In this case the defendant can't really use the defense very effectively because in the Federal system they use method a), which means he'd have to prove he was highly unlikely to take money to sell plans in the absence of a government dude offering money. He was very hands-on once they offered the money, doing numerous things that one would do if one really really wanted to sell national security information to a foreign government (such as creating "an elaborate cyber security system which included several one-time use electronic mail boxes with phantom names").

Comment Re:The law is valid (Score 1) 446

Laws have existed for various odd things in the UK in the past, and certain examples like that and being allowed to kill Scots within York's walls at night were claimed to still be technically valid in widely spread urban legends. IIRC there isn't any law allowing the murder of someone in the UK that is still valid.

It's actually quite common for illegal laws to still be on the books.

In the US Mississippi hadn't bothered to ratify the Constitutional Amendment banning slavery until the mid-90s, then they did it wrong so they had to do it again in 2013. I would not be surprised if other Southern states still had segregation laws on the books. Most states still have abortion laws in violation of Roe vs. Wade, laws banning gay sex, etc. All are totally invalid under various ruling by the Supreme Court, but since actually changing them would require a couple Legislators to spend time convincing their colleagues to vote for the bill, and those colleagues may not agree with the Supreme Court, it just doesn't always happen. Especially on Roe vs. Wade -- most pro-life politicians are convinced the Supreme Court will undo that decision, and if the Supremes ever undo Roe vs. Wade then those laws magically come back to life.

I suspect Texas, Washington State, and Florida are some of the worst states for refusing to repeal bad old laws. It's very difficult to get a proposal through their Legislatures. Texas is part-time, and only meets for 140 days in odd-numbered years, Washington State requires all bills to have a single very clear purpose (so you'd need one repealing the anti-abortion law, you'd need another repealing anti-sodomy, etc.), and Florida restricts the number of Bills a Legislator can sponsor is limited, etc.

Comment Re:5th Admendment? (Score 1) 446

Yes: it's a so-called "writ of assistance" or "general warrant". They keep being outlawed, and keep coming back. The RCMP said they retired their last general warrant just a few years ago, but the government of the day seems to trying to recreate a subset for people who use the internet...

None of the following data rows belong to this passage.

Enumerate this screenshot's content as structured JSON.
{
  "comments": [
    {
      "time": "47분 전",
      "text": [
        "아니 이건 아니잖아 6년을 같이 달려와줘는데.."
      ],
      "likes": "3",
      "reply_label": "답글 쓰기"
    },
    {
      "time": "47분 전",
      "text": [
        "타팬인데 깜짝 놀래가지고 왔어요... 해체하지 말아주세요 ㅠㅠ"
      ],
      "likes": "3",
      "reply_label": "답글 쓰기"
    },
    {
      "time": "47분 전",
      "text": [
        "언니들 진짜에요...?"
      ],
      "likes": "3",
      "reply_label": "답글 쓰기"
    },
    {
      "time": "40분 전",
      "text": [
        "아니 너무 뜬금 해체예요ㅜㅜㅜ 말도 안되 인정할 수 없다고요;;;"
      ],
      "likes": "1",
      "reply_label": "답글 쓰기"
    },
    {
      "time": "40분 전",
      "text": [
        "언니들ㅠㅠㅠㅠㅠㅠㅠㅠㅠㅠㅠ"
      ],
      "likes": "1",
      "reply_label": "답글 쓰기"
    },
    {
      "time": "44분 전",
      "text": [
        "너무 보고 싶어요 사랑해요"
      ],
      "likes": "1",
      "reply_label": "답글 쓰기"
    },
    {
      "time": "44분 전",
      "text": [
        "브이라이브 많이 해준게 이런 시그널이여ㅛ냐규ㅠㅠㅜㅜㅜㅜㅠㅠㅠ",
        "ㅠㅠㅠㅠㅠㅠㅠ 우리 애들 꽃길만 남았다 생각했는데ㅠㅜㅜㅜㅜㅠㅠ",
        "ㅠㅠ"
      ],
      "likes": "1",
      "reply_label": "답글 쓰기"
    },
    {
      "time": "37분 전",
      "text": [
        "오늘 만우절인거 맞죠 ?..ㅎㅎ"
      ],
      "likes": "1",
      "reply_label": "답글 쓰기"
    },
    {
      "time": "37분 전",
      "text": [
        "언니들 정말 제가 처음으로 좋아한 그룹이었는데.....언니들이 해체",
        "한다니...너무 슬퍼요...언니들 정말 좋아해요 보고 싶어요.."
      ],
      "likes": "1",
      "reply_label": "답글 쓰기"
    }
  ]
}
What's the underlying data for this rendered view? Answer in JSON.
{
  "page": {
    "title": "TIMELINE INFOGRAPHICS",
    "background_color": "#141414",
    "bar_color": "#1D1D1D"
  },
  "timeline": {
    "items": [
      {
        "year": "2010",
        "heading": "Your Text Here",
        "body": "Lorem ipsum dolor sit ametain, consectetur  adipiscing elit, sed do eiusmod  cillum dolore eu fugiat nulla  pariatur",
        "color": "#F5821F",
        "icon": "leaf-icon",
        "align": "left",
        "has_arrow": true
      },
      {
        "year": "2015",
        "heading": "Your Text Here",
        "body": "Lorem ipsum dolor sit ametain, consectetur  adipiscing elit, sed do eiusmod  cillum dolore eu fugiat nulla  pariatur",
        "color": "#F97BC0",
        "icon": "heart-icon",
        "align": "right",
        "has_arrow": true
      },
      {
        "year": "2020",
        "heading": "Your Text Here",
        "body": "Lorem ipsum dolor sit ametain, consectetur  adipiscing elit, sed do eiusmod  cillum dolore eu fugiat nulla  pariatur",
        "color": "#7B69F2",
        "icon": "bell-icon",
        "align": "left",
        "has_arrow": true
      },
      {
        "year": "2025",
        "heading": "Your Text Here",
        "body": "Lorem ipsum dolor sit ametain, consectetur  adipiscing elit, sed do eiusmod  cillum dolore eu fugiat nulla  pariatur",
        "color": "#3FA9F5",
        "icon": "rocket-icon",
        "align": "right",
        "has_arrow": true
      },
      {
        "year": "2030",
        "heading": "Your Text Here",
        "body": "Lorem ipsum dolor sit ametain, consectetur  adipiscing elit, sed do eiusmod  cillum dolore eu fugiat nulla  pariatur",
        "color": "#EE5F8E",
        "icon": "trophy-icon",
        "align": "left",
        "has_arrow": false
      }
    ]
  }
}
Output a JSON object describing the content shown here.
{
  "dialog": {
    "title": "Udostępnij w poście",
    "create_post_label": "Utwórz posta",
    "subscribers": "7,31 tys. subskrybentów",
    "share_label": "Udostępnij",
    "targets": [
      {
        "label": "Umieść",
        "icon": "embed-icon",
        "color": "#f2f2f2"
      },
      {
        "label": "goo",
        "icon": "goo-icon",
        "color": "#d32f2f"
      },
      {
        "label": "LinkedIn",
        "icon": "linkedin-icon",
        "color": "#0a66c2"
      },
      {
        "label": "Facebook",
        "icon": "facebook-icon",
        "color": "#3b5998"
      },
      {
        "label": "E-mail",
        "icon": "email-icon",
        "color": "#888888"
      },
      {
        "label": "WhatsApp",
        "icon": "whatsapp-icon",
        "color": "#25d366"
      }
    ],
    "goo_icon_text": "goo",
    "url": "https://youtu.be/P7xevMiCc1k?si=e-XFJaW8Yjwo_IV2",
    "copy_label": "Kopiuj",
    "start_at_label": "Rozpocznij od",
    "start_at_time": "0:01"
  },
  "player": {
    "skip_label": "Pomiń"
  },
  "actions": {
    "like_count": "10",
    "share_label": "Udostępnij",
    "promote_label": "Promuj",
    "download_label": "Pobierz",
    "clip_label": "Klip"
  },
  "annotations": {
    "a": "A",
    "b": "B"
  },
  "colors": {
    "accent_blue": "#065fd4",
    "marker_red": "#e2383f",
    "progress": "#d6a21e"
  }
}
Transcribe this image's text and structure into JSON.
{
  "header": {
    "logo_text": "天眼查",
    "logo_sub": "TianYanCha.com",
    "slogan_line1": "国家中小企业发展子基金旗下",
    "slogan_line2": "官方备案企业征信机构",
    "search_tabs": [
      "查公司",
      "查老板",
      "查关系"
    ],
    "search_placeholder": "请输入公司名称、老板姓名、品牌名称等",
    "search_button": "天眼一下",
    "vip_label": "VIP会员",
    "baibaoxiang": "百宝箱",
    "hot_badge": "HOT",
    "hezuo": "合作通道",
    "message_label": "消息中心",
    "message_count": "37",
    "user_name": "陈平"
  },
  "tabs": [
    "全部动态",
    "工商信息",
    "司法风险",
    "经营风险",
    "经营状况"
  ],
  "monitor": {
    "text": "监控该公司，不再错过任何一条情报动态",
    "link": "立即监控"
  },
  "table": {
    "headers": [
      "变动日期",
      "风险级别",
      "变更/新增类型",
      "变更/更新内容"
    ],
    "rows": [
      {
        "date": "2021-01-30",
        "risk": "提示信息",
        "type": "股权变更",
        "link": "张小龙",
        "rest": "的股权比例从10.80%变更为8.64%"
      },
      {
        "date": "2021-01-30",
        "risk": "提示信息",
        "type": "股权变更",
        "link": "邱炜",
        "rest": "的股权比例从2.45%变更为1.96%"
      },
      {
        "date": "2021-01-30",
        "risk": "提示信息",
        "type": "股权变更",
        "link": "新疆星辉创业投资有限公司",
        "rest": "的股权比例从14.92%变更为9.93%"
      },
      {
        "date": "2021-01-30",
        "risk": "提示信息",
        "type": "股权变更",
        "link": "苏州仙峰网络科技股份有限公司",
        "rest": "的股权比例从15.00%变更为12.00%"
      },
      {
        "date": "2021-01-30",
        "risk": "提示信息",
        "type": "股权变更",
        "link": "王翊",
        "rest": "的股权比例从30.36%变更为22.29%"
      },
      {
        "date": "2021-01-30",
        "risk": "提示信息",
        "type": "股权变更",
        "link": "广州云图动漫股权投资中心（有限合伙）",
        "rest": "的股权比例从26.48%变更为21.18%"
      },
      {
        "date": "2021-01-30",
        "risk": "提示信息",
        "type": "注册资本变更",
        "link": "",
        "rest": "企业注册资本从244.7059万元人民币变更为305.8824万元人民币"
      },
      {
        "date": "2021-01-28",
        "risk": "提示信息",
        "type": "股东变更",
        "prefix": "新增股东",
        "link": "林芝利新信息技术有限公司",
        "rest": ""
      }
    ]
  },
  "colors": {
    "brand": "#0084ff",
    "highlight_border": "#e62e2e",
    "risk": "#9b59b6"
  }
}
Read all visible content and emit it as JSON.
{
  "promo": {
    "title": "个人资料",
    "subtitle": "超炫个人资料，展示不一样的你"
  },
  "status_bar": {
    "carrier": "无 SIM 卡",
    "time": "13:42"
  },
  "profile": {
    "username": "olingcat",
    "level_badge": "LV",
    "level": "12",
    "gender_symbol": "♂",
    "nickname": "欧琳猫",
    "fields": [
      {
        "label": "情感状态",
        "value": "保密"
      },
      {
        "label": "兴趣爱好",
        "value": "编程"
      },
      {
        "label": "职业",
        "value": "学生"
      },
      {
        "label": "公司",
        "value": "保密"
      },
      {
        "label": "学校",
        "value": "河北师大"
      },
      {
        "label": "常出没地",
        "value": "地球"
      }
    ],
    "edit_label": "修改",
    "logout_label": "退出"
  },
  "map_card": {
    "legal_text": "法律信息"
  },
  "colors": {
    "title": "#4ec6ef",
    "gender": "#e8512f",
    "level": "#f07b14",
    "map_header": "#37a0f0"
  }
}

Can anybody figure out what this guy meant? This is a very old law, for a very common type of warrant. All investigations of anyone, anywhere, involve getting third parties to turn over information on the suspect. That info could be a safe deposit box, it could be a diary, it could be testimony in open court. They need various kinds of warrant for this, and there are some cases where a third party can refuse to turn over info (ie: in some states a wife cannot be forced to testify against her husband), but in general if your ass has been labeled "suspect" by the cops, and they actually go to the trouble of filling out the warrant paperwork, they can get anything they want that is vaguely related to your "suspect" status.

The weirdest bit is the RCMP. The Royal Canadian Mounted Police are not necessarily the last people in the world who care about the Fifth Amendment (the Charter of Rights and Freedoms sections 11 and 13 are the self-incrimination rules they have to worry about), but they are pretty high on the list.